Word and XML (was: XML standards coherency and so forth)
Paul.V.Biron at kp.ORG
Wed Feb 10 19:04:57 GMT 1999
> From: "Rick Jelliffe" <ricko at allette.com.au>
> Date: Sun, 24 Jan 1999 16:15:36 +1100
> Subject: Re: Word and XML (was: XML standards coherency and so forth)
> From: Biron,Paul V <Paul.V.Biron at kp.ORG>
> >Word 97 also produced several well-formedness violations when doing
> >more than simple nested lists.
> Dave Ragget's program "tidy" is excellent for fixing up badly formed
> HTML and making it valid (it figures out which HTML DTD the document is
> valid according to, and generates the appropriate DOCTYPE for it). It
> also is great for converting to HTML-in-XML (e.g. our website
> www.ascc.net/xml/ uses it).
> The program is available at
> I think website developers should consider making tidy a standard part
> of website maintenance. Each HTML editing program can do strange things
> to markup; using tidy on the maintenance fileset and then updating the
> website fileset is a good way to keep a WF site. without forcing you to
> give up non-WF tools.
Wow! I've been so busy lately that I haven't been able to keep up with
XML-DEV and had no idea my "innocent" post on Word and HTML/XML had been so
On this matter, tidy was one of the first "fix-it" approaches we tried.

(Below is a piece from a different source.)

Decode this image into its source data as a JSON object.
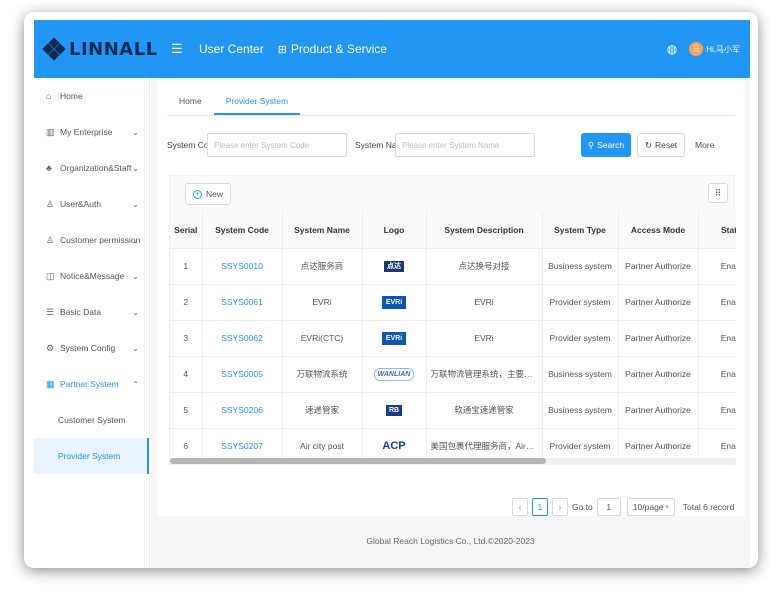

Unfortunately, tidy doesn't happen to fix this particular problem. Tidy
does many, many VERY important things! Fixing this problem is not one of
The HTML produced by Word '97 from my example is:
<P>This is <B>a test <I>of the</B> emergency</I> broadcast system</P>
The output produced by tidy (22jan99 version) is:
<P>This is <B>a test <I>of the</I> emergency</B> broadcast system</P>
While this is "well-formed" HTML (it does not contain improper nesting), it
is NOT the output that is wanted. The problem is that in the original, the
BOLD stops after "the" (where it should stop); in the tidy version it
continues until after "emergency".
The output that Word should have originally output is:
<P>This is <B>a test <I>of the</I></B> <I>emergency</I> broadcast system</P>
That is, the fix is to insert a </I> when the </B> is seen and then to
reopen <I> after the </B>. Tidy just replaces the </B> with </I> and then
replaces the original </I> with </B>.
The only tool I've found so far that fixes this problem correctly is
FrontPage v1.1 (about 4 years old, funny they had it working back then:-).
In truth, we've spent a great deal of time writting tools (a big daisy chain
of FrontPage v1.1 -> hand-roled perl script 1 -> hand-roled perl script 2 ->
etc.) just to HTML output from Word '97. What has made this all the more
fustrating for us is that the HTML is not really what we want in the end.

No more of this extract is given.